Wonder Falls: Produced by the brains behind Dead Like Me, the one-season, 14-episode series (starring Canadian favorite Caroline Dhavernas as well as Tracie Thoms (Rent)) is an entertaining and less-than-obivous take on the Joan of Arc story. This variation is quirky and animated, following Jaye Taylor, a cynical-but-endearing, "over educated and under employed" employee of the Niagra Falls gift shop Wonderfalls. Beginning with a smooshed-face wax lion, little souveniers and cartoonish animal images of all kinds begin communicating with Jaye in order to fulfill some grand master plan that's never clear until the end of an episode. The exposition is simple and mostly unchanging, but the plotlines hold interest. Dhavernas' demeanor as Jaye often comes off a little cartoonish herself, but she maintains watchability. Tracie Thoms' character is the easiest to watch, and Jaye's siblings Sharon and Aaron are likeable supporting characters. The love interest (a bartender at the bar Jaye frequents and Tracie Thoms' character works), played by Tyron Leitso, is sincere but a little flat. The tension between he and Jaye is obvious, and not in an endearing way. Essentially, I recommend the series as a rental. It's fun, dark-humored, and moralistic in it's Joan of Arc allusion but not in a religious, familial, bullshit way.

An Evening with Kevin Smith 2: Evening Harder: Just fucking watch this if you've seen Clerks, Jay and Silent Bob Strike Back, Dogma, Chasing Amy, Mallrats, the first An Evening With Kevin Smith... even fucking Jersey Girl or those episodes of Degrassi that Kevin Smith guest starred on. Or just know who Kevin Smith is in general. It isn't "stand-up comedy" but a Q&A with Smith in Toronto and in London that often ends up brilliant, like the hilarious, irrelevant conversation that his movies' dialogue plays off of. It's humor is comforting to say the least. Like, in a "At least people still say shit like this to an audience." sort of way.

Daniel Tosh: Completely Serious: I've seen this special quite a few times on Comedy Central, I'm sure. If you wait long enough you can probably it catch it rather than actually renting it or clicking "Play" on its Netflix page. And still, his frat-like, spot-on observations and clever humor are just as brilliant. As Tosh points out halfway in, jokes often open funny and spiral on and on till its end punch and a handful of audience members have held on long enough to catch it. Definitely tune in if unfamiliar with his offensive and sarcastic performance, as apparantly the material hasn't varied much from other recordings. Worth the Comedy Central channel-lurking, at the very least.

Super High Me: Comedian Doug Benson does the opposite for pot than what Morgan Spurlock did for McDonald's in his playoff documentary.
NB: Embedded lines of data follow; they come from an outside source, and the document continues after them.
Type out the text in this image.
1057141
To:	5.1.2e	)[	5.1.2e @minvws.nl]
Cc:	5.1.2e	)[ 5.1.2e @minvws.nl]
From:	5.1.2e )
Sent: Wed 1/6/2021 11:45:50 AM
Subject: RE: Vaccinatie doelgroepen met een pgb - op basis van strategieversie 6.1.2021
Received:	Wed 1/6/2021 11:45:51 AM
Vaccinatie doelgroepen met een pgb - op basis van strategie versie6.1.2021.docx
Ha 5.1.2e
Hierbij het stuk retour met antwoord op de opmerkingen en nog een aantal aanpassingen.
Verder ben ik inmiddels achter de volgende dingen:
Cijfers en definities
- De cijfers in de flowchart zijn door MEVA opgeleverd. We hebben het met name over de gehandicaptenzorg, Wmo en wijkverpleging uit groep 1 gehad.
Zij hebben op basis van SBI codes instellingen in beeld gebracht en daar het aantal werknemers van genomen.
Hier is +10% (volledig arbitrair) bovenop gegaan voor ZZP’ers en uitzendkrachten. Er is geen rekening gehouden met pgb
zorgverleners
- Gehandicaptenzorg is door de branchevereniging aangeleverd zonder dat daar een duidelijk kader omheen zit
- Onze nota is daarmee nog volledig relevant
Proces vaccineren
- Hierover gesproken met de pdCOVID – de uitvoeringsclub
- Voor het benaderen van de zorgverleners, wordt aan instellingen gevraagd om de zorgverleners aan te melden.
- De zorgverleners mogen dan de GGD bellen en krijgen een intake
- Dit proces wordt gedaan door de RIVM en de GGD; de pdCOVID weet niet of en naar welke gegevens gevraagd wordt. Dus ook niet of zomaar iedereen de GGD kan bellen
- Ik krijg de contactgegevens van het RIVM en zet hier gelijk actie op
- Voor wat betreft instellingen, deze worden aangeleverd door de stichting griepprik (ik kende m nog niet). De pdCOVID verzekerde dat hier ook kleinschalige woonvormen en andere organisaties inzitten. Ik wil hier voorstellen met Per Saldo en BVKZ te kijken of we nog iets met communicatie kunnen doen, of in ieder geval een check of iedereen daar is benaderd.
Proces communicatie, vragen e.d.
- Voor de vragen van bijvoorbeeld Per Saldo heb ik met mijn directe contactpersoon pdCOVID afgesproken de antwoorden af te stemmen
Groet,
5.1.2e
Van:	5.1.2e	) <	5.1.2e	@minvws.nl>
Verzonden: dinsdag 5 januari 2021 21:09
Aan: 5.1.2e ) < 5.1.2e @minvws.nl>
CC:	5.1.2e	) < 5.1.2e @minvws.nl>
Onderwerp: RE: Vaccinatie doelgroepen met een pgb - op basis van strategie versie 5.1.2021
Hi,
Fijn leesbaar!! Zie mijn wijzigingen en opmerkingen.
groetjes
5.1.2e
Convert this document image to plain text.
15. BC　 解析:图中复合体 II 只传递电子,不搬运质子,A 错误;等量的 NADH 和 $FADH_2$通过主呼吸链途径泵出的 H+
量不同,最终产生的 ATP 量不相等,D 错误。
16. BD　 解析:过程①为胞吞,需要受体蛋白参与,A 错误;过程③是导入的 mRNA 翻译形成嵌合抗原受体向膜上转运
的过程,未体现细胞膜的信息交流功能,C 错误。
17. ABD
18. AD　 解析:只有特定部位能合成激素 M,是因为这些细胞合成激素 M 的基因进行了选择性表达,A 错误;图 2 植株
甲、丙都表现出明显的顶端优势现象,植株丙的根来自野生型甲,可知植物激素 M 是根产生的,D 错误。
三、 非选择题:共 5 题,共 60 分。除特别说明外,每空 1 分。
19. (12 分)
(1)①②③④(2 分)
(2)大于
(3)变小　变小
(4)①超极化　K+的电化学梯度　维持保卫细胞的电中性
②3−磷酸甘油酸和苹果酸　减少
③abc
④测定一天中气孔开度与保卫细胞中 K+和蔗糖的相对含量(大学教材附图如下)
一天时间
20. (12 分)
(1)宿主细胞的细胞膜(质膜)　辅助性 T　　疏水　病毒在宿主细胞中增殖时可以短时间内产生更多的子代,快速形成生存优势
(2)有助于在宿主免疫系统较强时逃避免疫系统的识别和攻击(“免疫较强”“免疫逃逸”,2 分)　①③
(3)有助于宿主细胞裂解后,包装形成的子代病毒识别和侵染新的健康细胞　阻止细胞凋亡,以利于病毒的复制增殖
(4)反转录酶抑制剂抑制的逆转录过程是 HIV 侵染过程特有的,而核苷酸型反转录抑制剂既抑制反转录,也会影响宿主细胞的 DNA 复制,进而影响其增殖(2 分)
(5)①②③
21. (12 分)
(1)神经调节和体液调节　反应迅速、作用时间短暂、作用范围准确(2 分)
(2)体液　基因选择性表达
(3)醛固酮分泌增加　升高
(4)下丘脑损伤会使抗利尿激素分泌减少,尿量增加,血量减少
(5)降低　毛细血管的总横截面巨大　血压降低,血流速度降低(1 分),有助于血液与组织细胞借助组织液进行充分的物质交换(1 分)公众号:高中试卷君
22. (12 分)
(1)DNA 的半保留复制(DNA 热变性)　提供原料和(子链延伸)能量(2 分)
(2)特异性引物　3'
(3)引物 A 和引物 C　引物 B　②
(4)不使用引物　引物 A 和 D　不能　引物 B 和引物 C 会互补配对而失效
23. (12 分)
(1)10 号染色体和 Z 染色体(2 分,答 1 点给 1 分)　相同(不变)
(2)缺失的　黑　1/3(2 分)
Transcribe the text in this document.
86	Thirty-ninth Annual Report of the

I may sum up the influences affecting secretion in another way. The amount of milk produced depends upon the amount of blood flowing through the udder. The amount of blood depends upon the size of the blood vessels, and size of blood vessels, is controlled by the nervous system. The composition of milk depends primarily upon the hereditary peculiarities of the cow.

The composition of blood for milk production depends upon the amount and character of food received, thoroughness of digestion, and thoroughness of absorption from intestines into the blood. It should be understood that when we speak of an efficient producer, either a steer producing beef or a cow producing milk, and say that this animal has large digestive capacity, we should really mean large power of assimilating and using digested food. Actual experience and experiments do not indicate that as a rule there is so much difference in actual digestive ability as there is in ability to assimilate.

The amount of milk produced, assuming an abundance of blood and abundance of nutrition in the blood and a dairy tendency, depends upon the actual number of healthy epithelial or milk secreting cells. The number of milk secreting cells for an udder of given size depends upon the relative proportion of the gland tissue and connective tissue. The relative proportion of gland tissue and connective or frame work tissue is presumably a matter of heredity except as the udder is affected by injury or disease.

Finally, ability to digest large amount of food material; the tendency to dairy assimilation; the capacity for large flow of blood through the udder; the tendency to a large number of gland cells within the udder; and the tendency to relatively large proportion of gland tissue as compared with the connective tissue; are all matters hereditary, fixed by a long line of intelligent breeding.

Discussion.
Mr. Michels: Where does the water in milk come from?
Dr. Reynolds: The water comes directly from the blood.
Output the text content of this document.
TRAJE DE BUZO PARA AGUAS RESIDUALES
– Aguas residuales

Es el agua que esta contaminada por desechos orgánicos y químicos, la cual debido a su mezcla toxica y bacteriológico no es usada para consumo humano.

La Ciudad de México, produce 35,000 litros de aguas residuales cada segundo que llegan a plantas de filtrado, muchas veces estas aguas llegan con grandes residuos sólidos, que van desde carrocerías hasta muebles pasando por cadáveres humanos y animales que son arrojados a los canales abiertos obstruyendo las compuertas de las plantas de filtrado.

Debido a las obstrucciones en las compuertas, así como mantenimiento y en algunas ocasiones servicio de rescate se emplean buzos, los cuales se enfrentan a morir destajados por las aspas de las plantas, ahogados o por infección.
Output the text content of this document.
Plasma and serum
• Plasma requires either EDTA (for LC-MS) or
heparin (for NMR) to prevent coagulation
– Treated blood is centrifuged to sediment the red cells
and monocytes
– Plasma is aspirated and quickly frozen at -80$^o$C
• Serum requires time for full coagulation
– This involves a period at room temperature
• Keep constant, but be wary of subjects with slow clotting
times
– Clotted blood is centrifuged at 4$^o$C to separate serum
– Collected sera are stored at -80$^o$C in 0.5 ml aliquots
The film, which started out as a joke in Benson's act, follows him on the road during a comedy tour, introducing the beginning of the concept, a 30-day sobriety, and ending with 30 days of being stoned in order to study the effects between a variety of tests (including lung capacity, memory, and even psychic ability). But it's okay: he's got a California medical marijuana license. Not that such licenses are recognized by the United States Federal Government, due to a convuluted system of laws between the federal government and the states that recognize patients' use of marijuana. The difference is explained briefly and touched upon when the "dispensary" that backdrops the documentary is ransacked by the DEA. It's interesting and informative in its representation of the recreational drug unfamiliar to most of the general public, but its comedic aspect shouldn't disappoint people familiar with Benson either (or, you know, stoner humor in general).

Look at me; blogging like I know shit about reviewing. Ain't it cute. Don't be fooled or disappointed with my former claims; I've watched far more television than this.